Shake What Your Mama Gave Ya

Exercise is an instant mood booster and decreases stress and anxiety. Do any sort of physical activity for a minimum of 30 minutes a day. It does not have to be 30 solid minutes. Take the stairs and walk whenever you can. Do some crunches and pushups while watching television. If you are not sure what to do, don’t stress about it! Whatever you enjoy doing that ups your heart rate is perfect.

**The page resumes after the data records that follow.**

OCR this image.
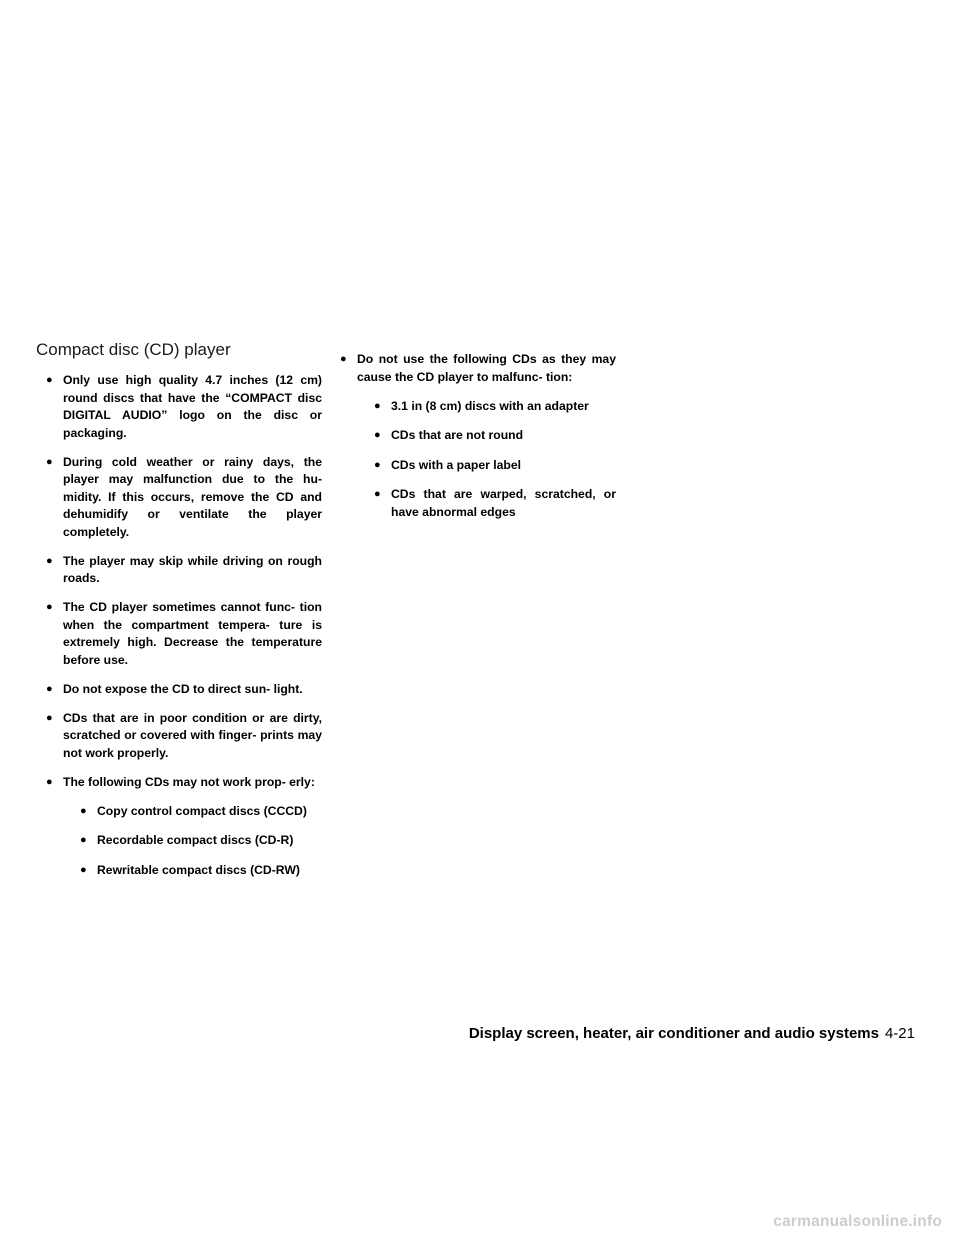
Compact disc (CD) player
● Only use high quality 4.7 inches (12 cm) round discs that have the “COMPACT disc DIGITAL AUDIO” logo on the disc or packaging.
● During cold weather or rainy days, the player may malfunction due to the hu- midity. If this occurs, remove the CD and dehumidify or ventilate the player completely.
● The player may skip while driving on rough roads.
● The CD player sometimes cannot func- tion when the compartment tempera- ture is extremely high. Decrease the temperature before use.
● Do not expose the CD to direct sun- light.
● CDs that are in poor condition or are dirty, scratched or covered with finger- prints may not work properly.
● The following CDs may not work prop- erly:
● Copy control compact discs (CCCD)
● Recordable compact discs (CD-R)
● Rewritable compact discs (CD-RW)
● Do not use the following CDs as they may cause the CD player to malfunc- tion:
● 3.1 in (8 cm) discs with an adapter
● CDs that are not round
● CDs with a paper label
● CDs that are warped, scratched, or have abnormal edges
Display screen, heater, air conditioner and audio systems 4-21
carmanualsonline.info
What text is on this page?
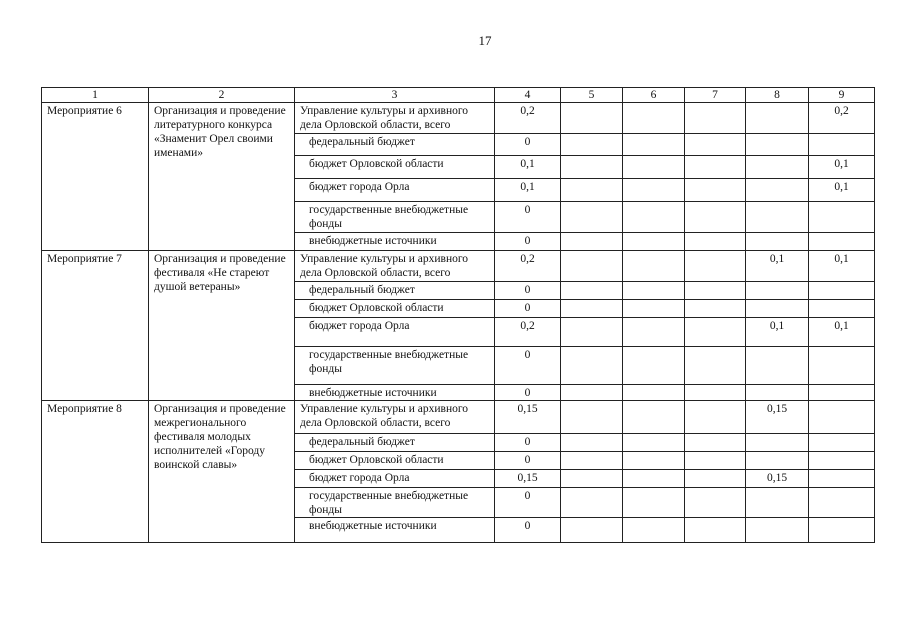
17
1	2	3	4	5	6	7	8	9
Мероприятие 6	Организация и проведение литературного конкурса «Знаменит Орел своими именами»	Управление культуры и архивного дела Орловской области, всего	0,2					0,2
		федеральный бюджет	0					
		бюджет Орловской области	0,1					0,1
		бюджет города Орла	0,1					0,1
		государственные внебюджетные фонды	0					
		внебюджетные источники	0					
Мероприятие 7	Организация и проведение фестиваля «Не стареют душой ветераны»	Управление культуры и архивного дела Орловской области, всего	0,2				0,1	0,1
		федеральный бюджет	0					
		бюджет Орловской области	0					
		бюджет города Орла	0,2				0,1	0,1
		государственные внебюджетные фонды	0					
		внебюджетные источники	0					
Мероприятие 8	Организация и проведение межрегионального фестиваля молодых исполнителей «Городу воинской славы»	Управление культуры и архивного дела Орловской области, всего	0,15				0,15	
		федеральный бюджет	0					
		бюджет Орловской области	0					
		бюджет города Орла	0,15				0,15	
		государственные внебюджетные фонды	0					
		внебюджетные источники	0					
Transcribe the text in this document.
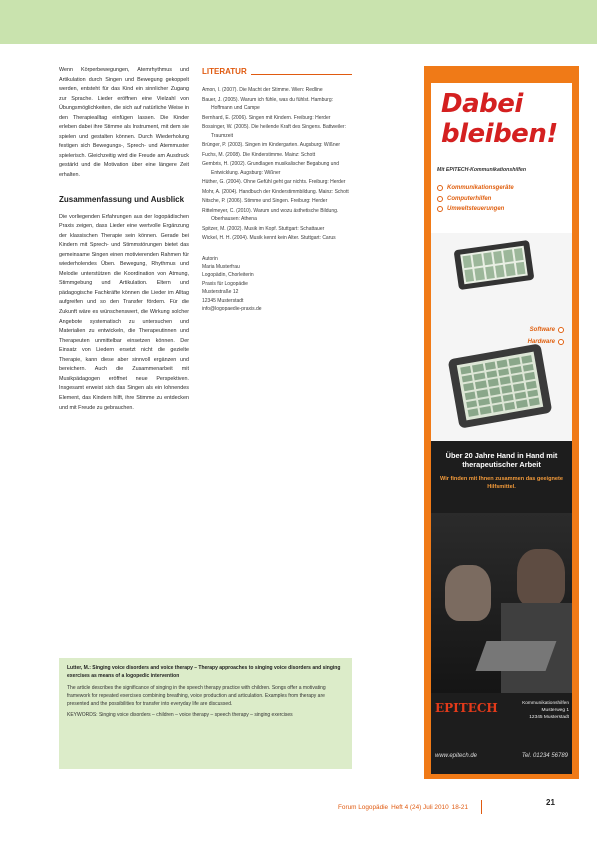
Wenn Körperbewegungen, Atemrhythmus und Artikulation durch Singen und Bewegung gekoppelt werden, entsteht für das Kind ein sinnlicher Zugang zur Sprache. Lieder eröffnen eine Vielzahl von Übungsmöglichkeiten, die sich auf natürliche Weise in den Therapiealltag einfügen lassen. Die Kinder erleben dabei ihre Stimme als Instrument, mit dem sie spielen und gestalten können. Durch Wiederholung festigen sich Bewegungs-, Sprech- und Atemmuster spielerisch. Gleichzeitig wird die Freude am Ausdruck gestärkt und die Motivation über eine längere Zeit erhalten.

Zusammenfassung und Ausblick

Die vorliegenden Erfahrungen aus der logopädischen Praxis zeigen, dass Lieder eine wertvolle Ergänzung der klassischen Therapie sein können. Gerade bei Kindern mit Sprech- und Stimmstörungen bietet das gemeinsame Singen einen motivierenden Rahmen für wiederholendes Üben. Bewegung, Rhythmus und Melodie unterstützen die Koordination von Atmung, Stimmgebung und Artikulation. Eltern und pädagogische Fachkräfte können die Lieder im Alltag aufgreifen und so den Transfer fördern. Für die Zukunft wäre es wünschenswert, die Wirkung solcher Angebote systematisch zu untersuchen und Materialien zu entwickeln, die Therapeutinnen und Therapeuten unmittelbar einsetzen können. Der Einsatz von Liedern ersetzt nicht die gezielte Therapie, kann diese aber sinnvoll ergänzen und bereichern. Auch die Zusammenarbeit mit Musikpädagogen eröffnet neue Perspektiven. Insgesamt erweist sich das Singen als ein lohnendes Element, das Kindern hilft, ihre Stimme zu entdecken und mit Freude zu gebrauchen.

LITERATUR

Amon, I. (2007). Die Macht der Stimme. Wien: Redline

Bauer, J. (2005). Warum ich fühle, was du fühlst. Hamburg: Hoffmann und Campe

Bernhard, E. (2006). Singen mit Kindern. Freiburg: Herder

Bossinger, W. (2005). Die heilende Kraft des Singens. Battweiler: Traumzeit

Brünger, P. (2003). Singen im Kindergarten. Augsburg: Wißner

Fuchs, M. (2008). Die Kinderstimme. Mainz: Schott

Gembris, H. (2002). Grundlagen musikalischer Begabung und Entwicklung. Augsburg: Wißner

Hüther, G. (2004). Ohne Gefühl geht gar nichts. Freiburg: Herder

Mohr, A. (2004). Handbuch der Kinderstimmbildung. Mainz: Schott

Nitsche, P. (2006). Stimme und Singen. Freiburg: Herder

Rittelmeyer, C. (2010). Warum und wozu ästhetische Bildung. Oberhausen: Athena

Spitzer, M. (2002). Musik im Kopf. Stuttgart: Schattauer

Wickel, H. H. (2004). Musik kennt kein Alter. Stuttgart: Carus

Autorin
Maria Musterfrau
Logopädin, Chorleiterin
Praxis für Logopädie
Musterstraße 12
12345 Musterstadt
info@logopaedie-praxis.de

Lutter, M.: Singing voice disorders and voice therapy – Therapy approaches to singing voice disorders and singing exercises as means of a logopedic intervention

The article describes the significance of singing in the speech therapy practice with children. Songs offer a motivating framework for repeated exercises combining breathing, voice production and articulation. Examples from therapy are presented and the possibilities for transfer into everyday life are discussed.

KEYWORDS: Singing voice disorders – children – voice therapy – speech therapy – singing exercises

Dabei
bleiben!
Mit EPITECH-Kommunikationshilfen
Kommunikationsgeräte
Computerhilfen
Umweltsteuerungen
Software
Hardware
Über 20 Jahre Hand in Hand mit therapeutischer Arbeit
Wir finden mit Ihnen zusammen das geeignete Hilfsmittel.
EPITECH	Kommunikationshilfen
Musterweg 1
12345 Musterstadt
www.epitech.de	Tel. 01234 56789
Forum Logopädie Heft 4 (24) Juli 2010 18-21	21
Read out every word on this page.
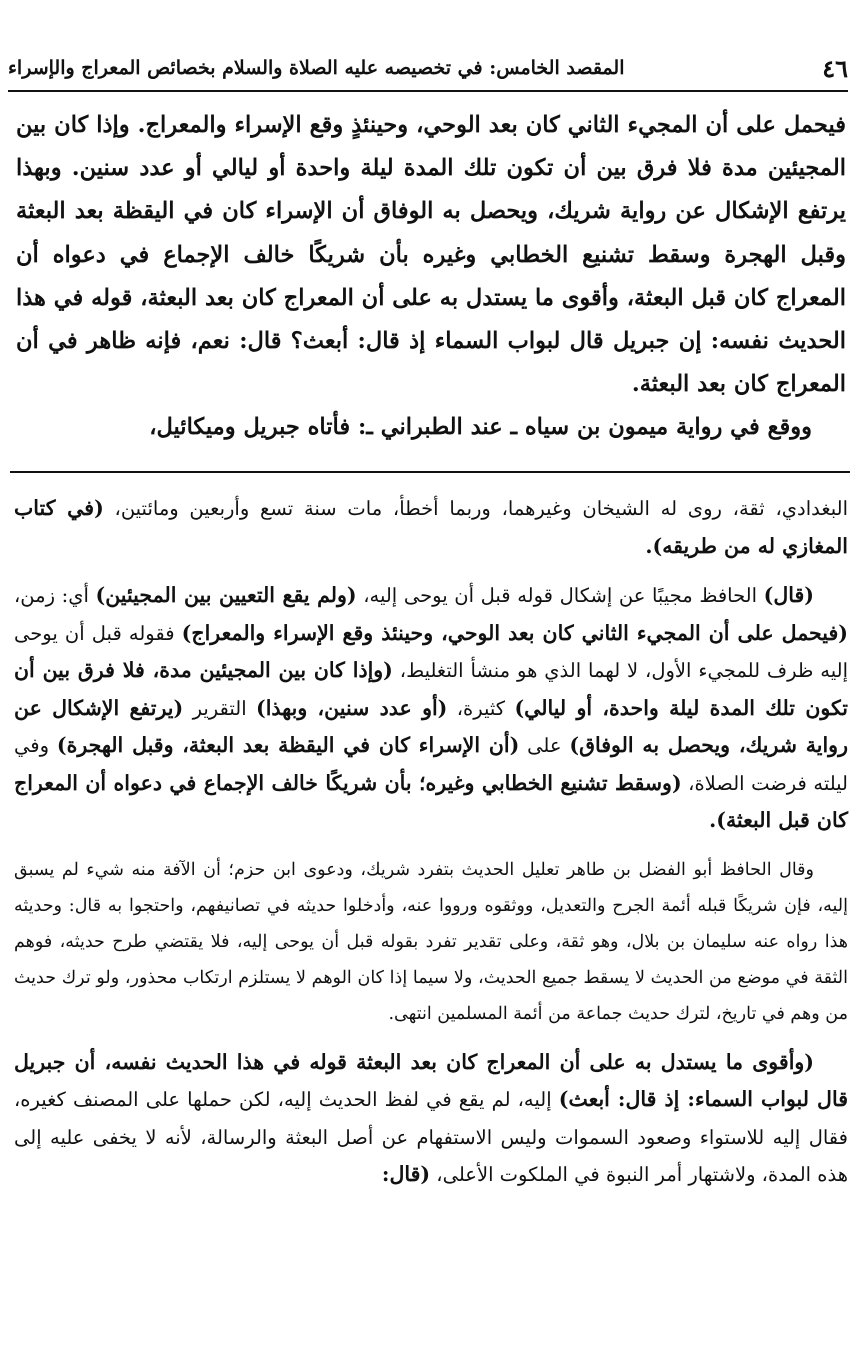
٤٦
المقصد الخامس: في تخصيصه عليه الصلاة والسلام بخصائص المعراج والإسراء

فيحمل على أن المجيء الثاني كان بعد الوحي، وحينئذٍ وقع الإسراء والمعراج. وإذا كان بين المجيئين مدة فلا فرق بين أن تكون تلك المدة ليلة واحدة أو ليالي أو عدد سنين. وبهذا يرتفع الإشكال عن رواية شريك، ويحصل به الوفاق أن الإسراء كان في اليقظة بعد البعثة وقبل الهجرة وسقط تشنيع الخطابي وغيره بأن شريكًا خالف الإجماع في دعواه أن المعراج كان قبل البعثة، وأقوى ما يستدل به على أن المعراج كان بعد البعثة، قوله في هذا الحديث نفسه: إن جبريل قال لبواب السماء إذ قال: أبعث؟ قال: نعم، فإنه ظاهر في أن المعراج كان بعد البعثة.

ووقع في رواية ميمون بن سياه ـ عند الطبراني ـ: فأتاه جبريل وميكائيل،

البغدادي، ثقة، روى له الشيخان وغيرهما، وربما أخطأ، مات سنة تسع وأربعين ومائتين، (في كتاب المغازي له من طريقه).

(قال) الحافظ مجيبًا عن إشكال قوله قبل أن يوحى إليه، (ولم يقع التعيين بين المجيئين) أي: زمن، (فيحمل على أن المجيء الثاني كان بعد الوحي، وحينئذ وقع الإسراء والمعراج) فقوله قبل أن يوحى إليه ظرف للمجيء الأول، لا لهما الذي هو منشأ التغليط، (وإذا كان بين المجيئين مدة، فلا فرق بين أن تكون تلك المدة ليلة واحدة، أو ليالي) كثيرة، (أو عدد سنين، وبهذا) التقرير (يرتفع الإشكال عن رواية شريك، ويحصل به الوفاق) على (أن الإسراء كان في اليقظة بعد البعثة، وقبل الهجرة) وفي ليلته فرضت الصلاة، (وسقط تشنيع الخطابي وغيره؛ بأن شريكًا خالف الإجماع في دعواه أن المعراج كان قبل البعثة).

وقال الحافظ أبو الفضل بن طاهر تعليل الحديث بتفرد شريك، ودعوى ابن حزم؛ أن الآفة منه شيء لم يسبق إليه، فإن شريكًا قبله أئمة الجرح والتعديل، ووثقوه ورووا عنه، وأدخلوا حديثه في تصانيفهم، واحتجوا به قال: وحديثه هذا رواه عنه سليمان بن بلال، وهو ثقة، وعلى تقدير تفرد بقوله قبل أن يوحى إليه، فلا يقتضي طرح حديثه، فوهم الثقة في موضع من الحديث لا يسقط جميع الحديث، ولا سيما إذا كان الوهم لا يستلزم ارتكاب محذور، ولو ترك حديث من وهم في تاريخ، لترك حديث جماعة من أئمة المسلمين انتهى.

(وأقوى ما يستدل به على أن المعراج كان بعد البعثة قوله في هذا الحديث نفسه، أن جبريل قال لبواب السماء: إذ قال: أبعث) إليه، لم يقع في لفظ الحديث إليه، لكن حملها على المصنف كغيره، فقال إليه للاستواء وصعود السموات وليس الاستفهام عن أصل البعثة والرسالة، لأنه لا يخفى عليه إلى هذه المدة، ولاشتهار أمر النبوة في الملكوت الأعلى، (قال:
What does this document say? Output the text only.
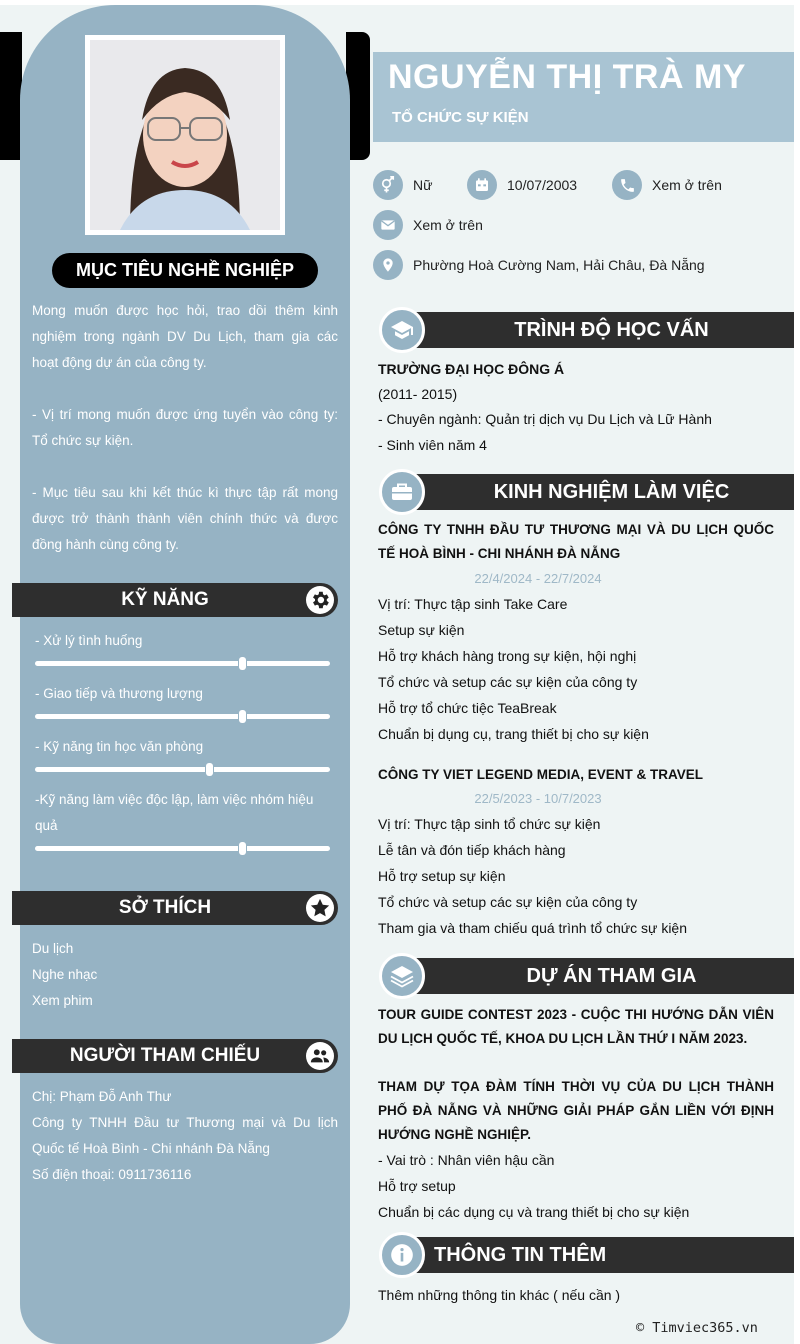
MỤC TIÊU NGHỀ NGHIỆP
Mong muốn được học hỏi, trao dồi thêm kinh nghiệm trong ngành DV Du Lịch, tham gia các hoạt động dự án của công ty.
- Vị trí mong muốn được ứng tuyển vào công ty: Tổ chức sự kiện.
- Mục tiêu sau khi kết thúc kì thực tập rất mong được trở thành thành viên chính thức và được đồng hành cùng công ty.
KỸ NĂNG
- Xử lý tình huống
- Giao tiếp và thương lượng
- Kỹ năng tin học văn phòng
-Kỹ năng làm việc độc lập, làm việc nhóm hiệu quả
SỞ THÍCH
Du lịch
Nghe nhạc
Xem phim
NGƯỜI THAM CHIẾU
Chị: Phạm Đỗ Anh Thư
Công ty TNHH Đầu tư Thương mại và Du lịch Quốc tế Hoà Bình - Chi nhánh Đà Nẵng
Số điện thoại: 0911736116
NGUYỄN THỊ TRÀ MY
TỔ CHỨC SỰ KIỆN
Nữ	10/07/2003	Xem ở trên
Xem ở trên
Phường Hoà Cường Nam, Hải Châu, Đà Nẵng
TRÌNH ĐỘ HỌC VẤN
TRƯỜNG ĐẠI HỌC ĐÔNG Á
(2011- 2015)
- Chuyên ngành: Quản trị dịch vụ Du Lịch và Lữ Hành
- Sinh viên năm 4
KINH NGHIỆM LÀM VIỆC
CÔNG TY TNHH ĐẦU TƯ THƯƠNG MẠI VÀ DU LỊCH QUỐC TẾ HOÀ BÌNH - CHI NHÁNH ĐÀ NẴNG
22/4/2024 - 22/7/2024
Vị trí: Thực tập sinh Take Care
Setup sự kiện
Hỗ trợ khách hàng trong sự kiện, hội nghị
Tổ chức và setup các sự kiện của công ty
Hỗ trợ tổ chức tiệc TeaBreak
Chuẩn bị dụng cụ, trang thiết bị cho sự kiện
CÔNG TY VIET LEGEND MEDIA, EVENT & TRAVEL
22/5/2023 - 10/7/2023
Vị trí: Thực tập sinh tổ chức sự kiện
Lễ tân và đón tiếp khách hàng
Hỗ trợ setup sự kiện
Tổ chức và setup các sự kiện của công ty
Tham gia và tham chiếu quá trình tổ chức sự kiện
DỰ ÁN THAM GIA
TOUR GUIDE CONTEST 2023 - CUỘC THI HƯỚNG DẪN VIÊN DU LỊCH QUỐC TẾ, KHOA DU LỊCH LẦN THỨ I NĂM 2023.
THAM DỰ TỌA ĐÀM TÍNH THỜI VỤ CỦA DU LỊCH THÀNH PHỐ ĐÀ NẴNG VÀ NHỮNG GIẢI PHÁP GẮN LIỀN VỚI ĐỊNH HƯỚNG NGHỀ NGHIỆP.
- Vai trò : Nhân viên hậu cần
Hỗ trợ setup
Chuẩn bị các dụng cụ và trang thiết bị cho sự kiện
THÔNG TIN THÊM
Thêm những thông tin khác ( nếu cần )
© Timviec365.vn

One of the easiest changes to make in your dietary life is to add more water. Our bodies are made up of 70% water and need at least six eight-ounce glasses a day to function at an optimal state. Foods high in water content also count, so load up on the fruits and veggies. When your body does not get enough water, it starts to conserve and prioritize allocation, meaning certain body processes suffer. Increasing water intake flushes toxins and other depression contributing elements from your system at a faster rate and keeps your brain, digestive, and circulatory systems in their prime.

Dump Processed Foods

All of the preservatives and sugar in processed foods have a negative effect on body and mind functions. They steal your energy, slow your metabolism, and disrupt hormonal balance.

Veggies to the Rescue

Try a 70/30 ratio of veggies to other food on your plate. How you prepare the veggies is important. Lightly blanching, steaming, and baking help retain nutritional value. Raw veggies are the best bang for your nutrition buck, so load up on salads.

Avoid Alcohol and Coffee

Alcohol is a depressant as it depresses (a.k.a. slows down) the nervous system. Coffee, on the other hand, can over-stimulate and make your thoughts and mind feel chaotic. Coffee, like sugar and soft drinks, is also a diuretic, draining your system of the moisture—hydration—it needs.

Shine Some Light

Throw open the blinds and move your desk and chair closer to the window (if you can). Sit on a park bench and eat your lunch. Take a walk outside rather than head to the snack machine when that 3:00 slump strikes.

I hope you take the time to implement some of these suggestions. You are worth the effort. If your depression is debilitating to the point of interfering with daily functioning, please seek treatment from a licensed professional. Therapy is a gift you can give yourself, even if you are not suffering from clinical depression. Consider it one hour a week that you do not have to take care anyone but yourself!

How do you keep your spirits high in the colder months? Share your ideas!